Bu Saida pun membuka mata saat suara azan menusuk gendang telinganya. Jam di dinding telah menunjukkan pukul 04.30 pagi. Wanita paruh baya itu terkejut saat melihat Nayla sudah bangun dengan peluh yang bercucuran di sekitar wajahnya.

“Nay, kamu kenapa?” tanya Bu Saida sambil beringsut duduk.

“Nayla habis mimpi, Bu.”

“Kamu mimpi apa, Nay? Kenapa sampai keringatan begitu? Apa kamu mimpi buruk?” tanya Bu Saida sambil menautkan kedua alisnya.

“Tadi Nayla mimpi, ada gadis kecil yang berlari-lari sambil memanggil Nayla ‘mama’. Nayla enggak tahu siapa dia. Apa jangan-jangan itu Airin? Apa ini sebuah petunjuk dari Allah kalau aku harus memenuhi permintaan terakhir Mbak Aleya untuk menjadi ibu sambung bagi Airin?”

“Mungkin saja, Nay. Setelah salat istikharah, biasanya kita akan dapat petunjuk melalui mimpi. Tapi tidak selalu begitu. Kadang Allah memberi umat-Nya kemantapan hati untuk menentukan pilihannya.”

Ya Allah ... mimpi itu terlihat seperti nyata. Apa memang benar aku akan menjadi ibunya Airin? Nayla bertanya dalam hati.

Karena sudah masuk waktu salat subuh, Bu Saida pun beranjak keluar untuk membangunkan suaminya yang tidur di kamar sebelah.

***

Di sisi lain, Abyan membuka mata saat telinganya mendengar suara azan. Karena pengaruh obat, ia tertidur dengan pulas semalaman. Pria bertubuh tinggi besar itu pun beringsut bangun, lantas mencabut jarum yang menancap di tangan kanannya. Ia tidak peduli pada cairan infus dalam kantong yang masih tersisa separuh. Tubuhnya sudah tidak lemas lagi. Kepalanya juga sudah tidak pusing.

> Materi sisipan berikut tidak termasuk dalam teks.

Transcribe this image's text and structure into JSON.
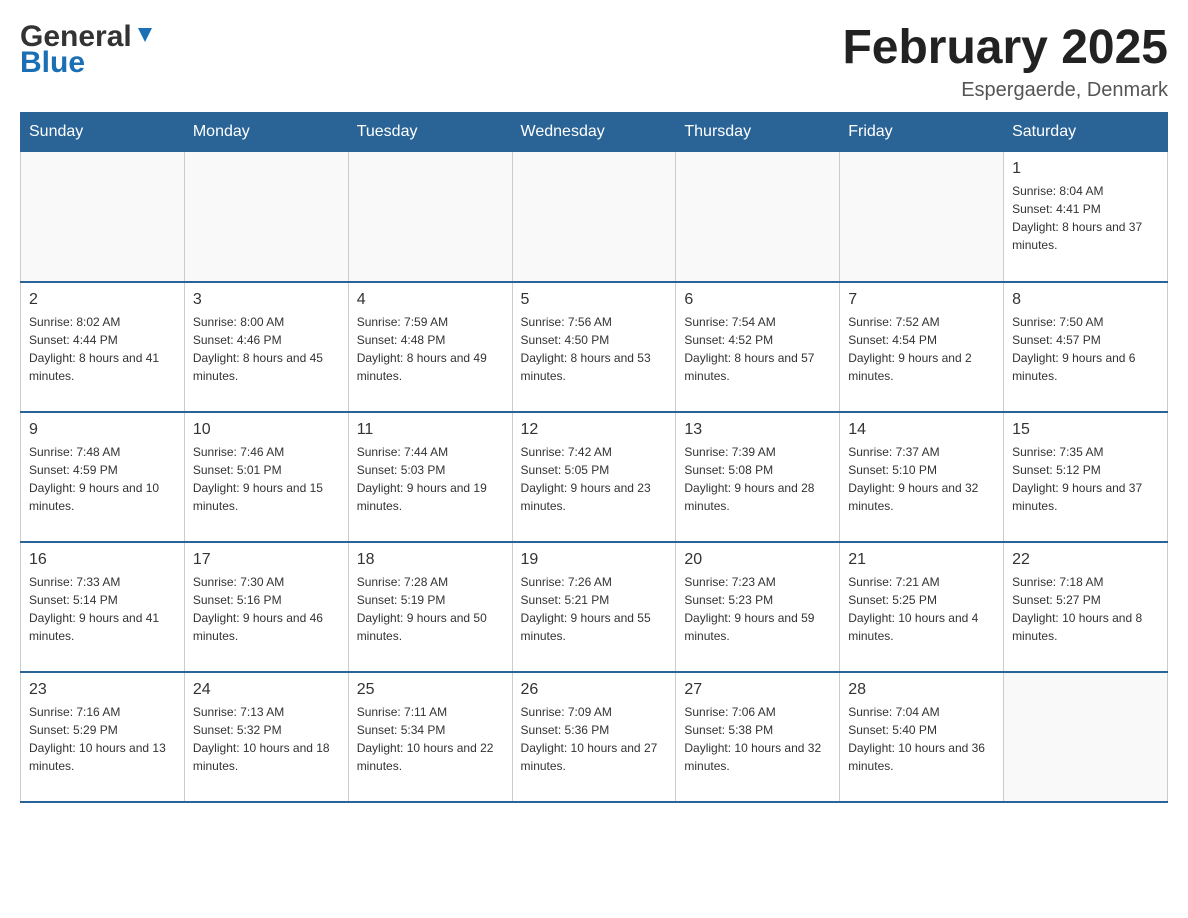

Abyan pun beranjak menuju kamar mandi untuk mengambil air wudu. Sesibuk apa pun dan di mana pun ia berada, ia memang tidak pernah lalai dalam menunaikan kewajibannya sebagai umat muslim. Setelah memakai kain sarung dan kopiah, ia pun melaksanakan dua rakaat salat Subuh.

Usai salat, tidak lupa Abyan memanjatkan doa agar arwah Aleya tenang di alam sana. Kelopak matanya mulai berembun setiap kali mengingat almarhumah istrinya.

“Oeeekkk ... oeeekkk ....” Samar-samar telinga Abyan mendengar suara tangisan bayi.

Airin! Abyan pun segera bangkit, lantas melepas sarung dan kopiahnya dengan cepat.

Begitu keluar dari kamarnya, suara tangisan Airin terdengar semakin kencang.

“Abyan, kamu sudah bangun? Kenapa infusnya dilepas? Apa kamu sudah baikan?” tanya Mama Mayang yang baru saja keluar dari kamarnya. Kebetulan kamar mereka saling berdampingan.

“Airin nangis, Ma. Di mana dia?” Alih-alih menjawab, Abyan malah balik bertanya kepada ibunya.

“Kamu jangan khawatir, Sayang! Airin tidur sama Nayla dan Bu Saida di kamar tamu. Mama akan segera melihatnya. Kamu istirahat saja di kamar. Muka kamu masih terlihat pucat.”

“Enggak, Ma. Aku mau lihat Airin.”

Abyan tidak mengindahkan perintah ibunya. Ia berjalan dengan cepat menuruni anak tangga. Mama Mayang pun mengikutinya dari belakang.